In the years leading up to the return of Hong Kong to China by Britain in 1997, thousands of residents fearful of the future under Beijing jumped ship to start a new life abroad.
As the semi-autonomous city prepares to mark 20 years since the handover and fears grow that China is tightening its grip, those who left are reflecting on their decision to abandon the home they loved.
Philip Fok moved to Australia in 1992 with his wife and two children because he felt unsure of what would happen after July 1 1997.
Fok says China’s history under the Communist Party, including the Cultural Revolution which saw purges of political opponents in the 1960s and 1970s and the Tiananmen Square crackdown in 1989, played on people’s minds.
Working as a mime artist at the time, he felt particularly vulnerable because of his need for freedom of expression.
“To be free, to the artist, is very important,” the 69-year-old explains.
Before he emigrated, he performed a mime show at Hong Kong’s City Hall theatre called: “The night before and after,” dealing with pre-handover uncertainty.
Fok went to Sydney where he already had relatives, but says life was hard — he struggled to get a visa, had very little English and lived on benefits for two years.
However, he eventually managed to set up a successful painting studio, which he ran until last year, and hosts a weekly Cantonese radio show in Sydney’s north west, where he lives.
Fok says his worst fears for Hong Kong have not materialised and argues the city is freer now than in colonial times.
But he has no regrets about leaving.
“In Australia nobody cares about your dress, nobody cares about your money,” he says, adding that artists there are held in higher regard.
In contrast to the densely packed expensive high-rises of Hong Kong, Fok lives in a four-bedroom house and is proud of the vegetable patch in his backyard.
“If I have space I can think. If I have no space I can’t think. I love Australia like that,” he muses.
There are no official emigration figures, but government estimates show hundreds of thousands leaving Hong Kong between 1990 and 1997, with the annual figure hitting 61,700 in 1990 and peaking at 66,200 in 1992.
Australia, Canada and the United States were the top destinations and are still home to thriving Cantonese communities.
Whilst emigration has dropped dramatically, numbers have recently risen again, from 6,900 in 2014 — the year of major pro-democracy rallies — to 7,600 in 2016.
Herman Fu, 58, believes the political divisions and lack of opportunities for young people, with increased competition for jobs and salaries outpaced by the cost of living, make the situation “worse than he thought” it would be when he left.
He moved to Toronto in 1987 with his wife and two-year-old son, launching a window covering business, dealing in curtains, blinds and shutters.
Fu originally planned to return once he had gained Canadian citizenship.
But the Tiananmen crackdown changed his mind.
“My idea of the Chinese government was too optimistic and I had to rethink my decision of going back,” he says.
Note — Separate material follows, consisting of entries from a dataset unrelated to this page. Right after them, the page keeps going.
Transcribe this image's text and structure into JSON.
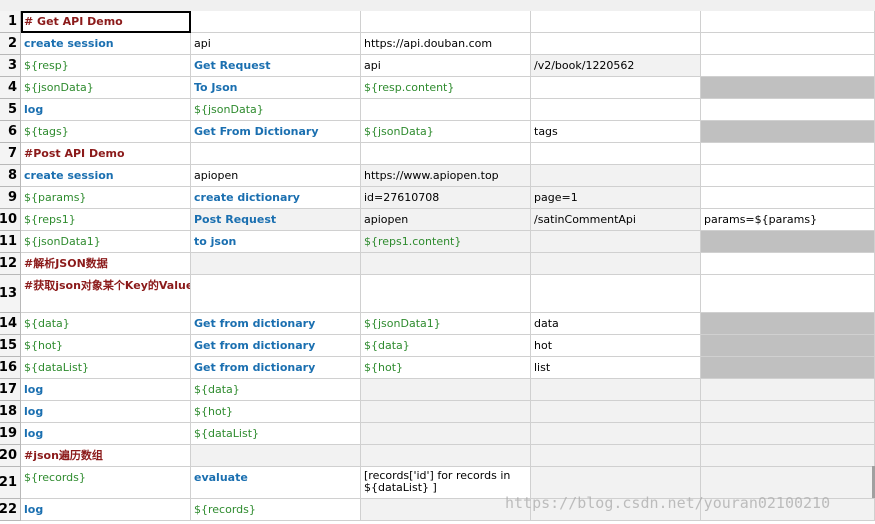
{
  "rows": [
    {
      "n": "1",
      "cells": [
        {
          "t": "# Get API Demo",
          "s": "cmt"
        },
        {
          "t": "",
          "s": "plain"
        },
        {
          "t": "",
          "s": "plain"
        },
        {
          "t": "",
          "s": "plain"
        },
        {
          "t": "",
          "s": "plain"
        }
      ]
    },
    {
      "n": "2",
      "cells": [
        {
          "t": "create session",
          "s": "kw"
        },
        {
          "t": "api",
          "s": "plain"
        },
        {
          "t": "https://api.douban.com",
          "s": "plain"
        },
        {
          "t": "",
          "s": "plain"
        },
        {
          "t": "",
          "s": "plain"
        }
      ]
    },
    {
      "n": "3",
      "cells": [
        {
          "t": "${resp}",
          "s": "var"
        },
        {
          "t": "Get Request",
          "s": "kw"
        },
        {
          "t": "api",
          "s": "plain"
        },
        {
          "t": "/v2/book/1220562",
          "s": "plain"
        },
        {
          "t": "",
          "s": "plain"
        }
      ]
    },
    {
      "n": "4",
      "cells": [
        {
          "t": "${jsonData}",
          "s": "var"
        },
        {
          "t": "To Json",
          "s": "kw"
        },
        {
          "t": "${resp.content}",
          "s": "var"
        },
        {
          "t": "",
          "s": "plain"
        },
        {
          "t": "",
          "s": "plain"
        }
      ]
    },
    {
      "n": "5",
      "cells": [
        {
          "t": "log",
          "s": "kw"
        },
        {
          "t": "${jsonData}",
          "s": "var"
        },
        {
          "t": "",
          "s": "plain"
        },
        {
          "t": "",
          "s": "plain"
        },
        {
          "t": "",
          "s": "plain"
        }
      ]
    },
    {
      "n": "6",
      "cells": [
        {
          "t": "${tags}",
          "s": "var"
        },
        {
          "t": "Get From Dictionary",
          "s": "kw"
        },
        {
          "t": "${jsonData}",
          "s": "var"
        },
        {
          "t": "tags",
          "s": "plain"
        },
        {
          "t": "",
          "s": "plain"
        }
      ]
    },
    {
      "n": "7",
      "cells": [
        {
          "t": "#Post API Demo",
          "s": "cmt"
        },
        {
          "t": "",
          "s": "plain"
        },
        {
          "t": "",
          "s": "plain"
        },
        {
          "t": "",
          "s": "plain"
        },
        {
          "t": "",
          "s": "plain"
        }
      ]
    },
    {
      "n": "8",
      "cells": [
        {
          "t": "create session",
          "s": "kw"
        },
        {
          "t": "apiopen",
          "s": "plain"
        },
        {
          "t": "https://www.apiopen.top",
          "s": "plain"
        },
        {
          "t": "",
          "s": "plain"
        },
        {
          "t": "",
          "s": "plain"
        }
      ]
    },
    {
      "n": "9",
      "cells": [
        {
          "t": "${params}",
          "s": "var"
        },
        {
          "t": "create dictionary",
          "s": "kw"
        },
        {
          "t": "id=27610708",
          "s": "plain"
        },
        {
          "t": "page=1",
          "s": "plain"
        },
        {
          "t": "",
          "s": "plain"
        }
      ]
    },
    {
      "n": "10",
      "cells": [
        {
          "t": "${reps1}",
          "s": "var"
        },
        {
          "t": "Post Request",
          "s": "kw"
        },
        {
          "t": "apiopen",
          "s": "plain"
        },
        {
          "t": "/satinCommentApi",
          "s": "plain"
        },
        {
          "t": "params=${params}",
          "s": "plain"
        }
      ]
    },
    {
      "n": "11",
      "cells": [
        {
          "t": "${jsonData1}",
          "s": "var"
        },
        {
          "t": "to json",
          "s": "kw"
        },
        {
          "t": "${reps1.content}",
          "s": "var"
        },
        {
          "t": "",
          "s": "plain"
        },
        {
          "t": "",
          "s": "plain"
        }
      ]
    },
    {
      "n": "12",
      "cells": [
        {
          "t": "#解析JSON数据",
          "s": "cmt"
        },
        {
          "t": "",
          "s": "plain"
        },
        {
          "t": "",
          "s": "plain"
        },
        {
          "t": "",
          "s": "plain"
        },
        {
          "t": "",
          "s": "plain"
        }
      ]
    },
    {
      "n": "13",
      "cells": [
        {
          "t": "#获取json对象某个Key的Value",
          "s": "cmt"
        },
        {
          "t": "",
          "s": "plain"
        },
        {
          "t": "",
          "s": "plain"
        },
        {
          "t": "",
          "s": "plain"
        },
        {
          "t": "",
          "s": "plain"
        }
      ]
    },
    {
      "n": "14",
      "cells": [
        {
          "t": "${data}",
          "s": "var"
        },
        {
          "t": "Get from dictionary",
          "s": "kw"
        },
        {
          "t": "${jsonData1}",
          "s": "var"
        },
        {
          "t": "data",
          "s": "plain"
        },
        {
          "t": "",
          "s": "plain"
        }
      ]
    },
    {
      "n": "15",
      "cells": [
        {
          "t": "${hot}",
          "s": "var"
        },
        {
          "t": "Get from dictionary",
          "s": "kw"
        },
        {
          "t": "${data}",
          "s": "var"
        },
        {
          "t": "hot",
          "s": "plain"
        },
        {
          "t": "",
          "s": "plain"
        }
      ]
    },
    {
      "n": "16",
      "cells": [
        {
          "t": "${dataList}",
          "s": "var"
        },
        {
          "t": "Get from dictionary",
          "s": "kw"
        },
        {
          "t": "${hot}",
          "s": "var"
        },
        {
          "t": "list",
          "s": "plain"
        },
        {
          "t": "",
          "s": "plain"
        }
      ]
    },
    {
      "n": "17",
      "cells": [
        {
          "t": "log",
          "s": "kw"
        },
        {
          "t": "${data}",
          "s": "var"
        },
        {
          "t": "",
          "s": "plain"
        },
        {
          "t": "",
          "s": "plain"
        },
        {
          "t": "",
          "s": "plain"
        }
      ]
    },
    {
      "n": "18",
      "cells": [
        {
          "t": "log",
          "s": "kw"
        },
        {
          "t": "${hot}",
          "s": "var"
        },
        {
          "t": "",
          "s": "plain"
        },
        {
          "t": "",
          "s": "plain"
        },
        {
          "t": "",
          "s": "plain"
        }
      ]
    },
    {
      "n": "19",
      "cells": [
        {
          "t": "log",
          "s": "kw"
        },
        {
          "t": "${dataList}",
          "s": "var"
        },
        {
          "t": "",
          "s": "plain"
        },
        {
          "t": "",
          "s": "plain"
        },
        {
          "t": "",
          "s": "plain"
        }
      ]
    },
    {
      "n": "20",
      "cells": [
        {
          "t": "#json遍历数组",
          "s": "cmt"
        },
        {
          "t": "",
          "s": "plain"
        },
        {
          "t": "",
          "s": "plain"
        },
        {
          "t": "",
          "s": "plain"
        },
        {
          "t": "",
          "s": "plain"
        }
      ]
    },
    {
      "n": "21",
      "cells": [
        {
          "t": "${records}",
          "s": "var"
        },
        {
          "t": "evaluate",
          "s": "kw"
        },
        {
          "t": "[records['id'] for records in ${dataList} ]",
          "s": "plain"
        },
        {
          "t": "",
          "s": "plain"
        },
        {
          "t": "",
          "s": "plain"
        }
      ]
    },
    {
      "n": "22",
      "cells": [
        {
          "t": "log",
          "s": "kw"
        },
        {
          "t": "${records}",
          "s": "var"
        },
        {
          "t": "",
          "s": "plain"
        },
        {
          "t": "",
          "s": "plain"
        },
        {
          "t": "",
          "s": "plain"
        }
      ]
    }
  ],
  "watermark": "https://blog.csdn.net/youran02100210",
  "colors": {
    "keyword": "#1a6fb0",
    "variable": "#2e8b2e",
    "comment": "#8b1a1a",
    "disabled": "#c0c0c0",
    "alt": "#f2f2f2"
  }
}
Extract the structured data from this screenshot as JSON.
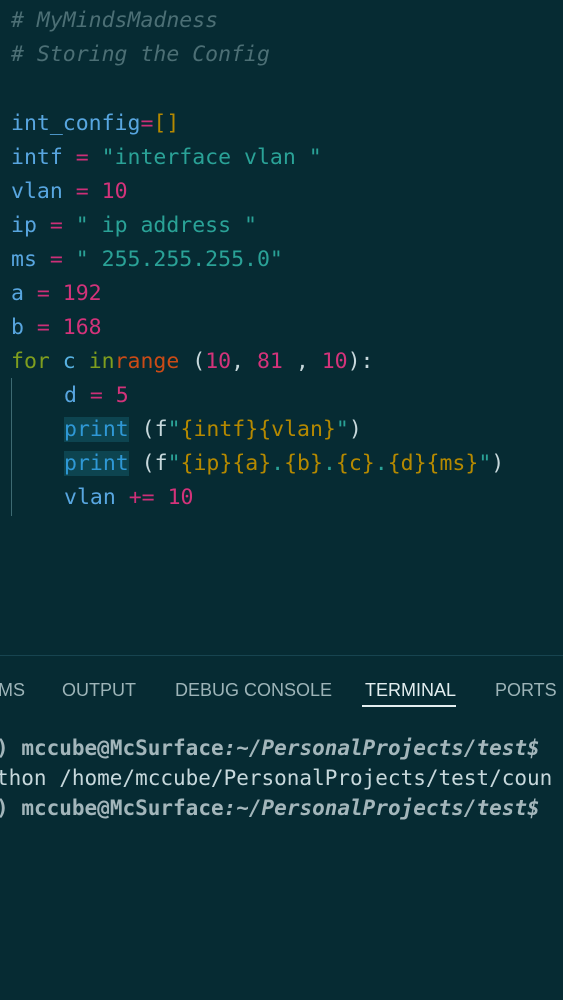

As Hong Kong boomed in the 90s, Fu felt pangs of regret as his friends rose through the ranks at their companies, but he believes overall the standard of living is better in Canada.
“I’m now living in a 3,600 square feet (330 sq m) house plus the basement, with a lawn. You can’t get a lawn unless you’re Li Ka-shing in Hong Kong,” he explains, referring to the city’s richest tycoon.
Fu insists he still loves Hong Kong as the place of his birth but argues it may be better for youngsters to move.
He adds: “If they can’t survive in their environment, or they find it hard to improve themselves, better to leave.”
Even for the children of Hong Kong’s emigres, there is still a bond with the city.
Justin Fung, 37, was born and raised in Vancouver after his parents were among the first wave of Hong Kongers to move there.
They went to study in the late 1960s and 70s and decided to stay. Fung says the prospect of a change in China’s relations with Hong Kong was causing “rumblings” even back then.
The vast majority of his high school were ethnic Chinese students and there was always easy access to Cantonese food and culture.
Fung refers to Hong Kong as “back home” and spent two years living and working in the city.
But as the handover anniversary looms, he says he would hesitate to relocate permanently as concerns grow over Beijing interference.
He says: “For myself as a father with a young child at home, I don’t know if I’d want her growing up in that system.”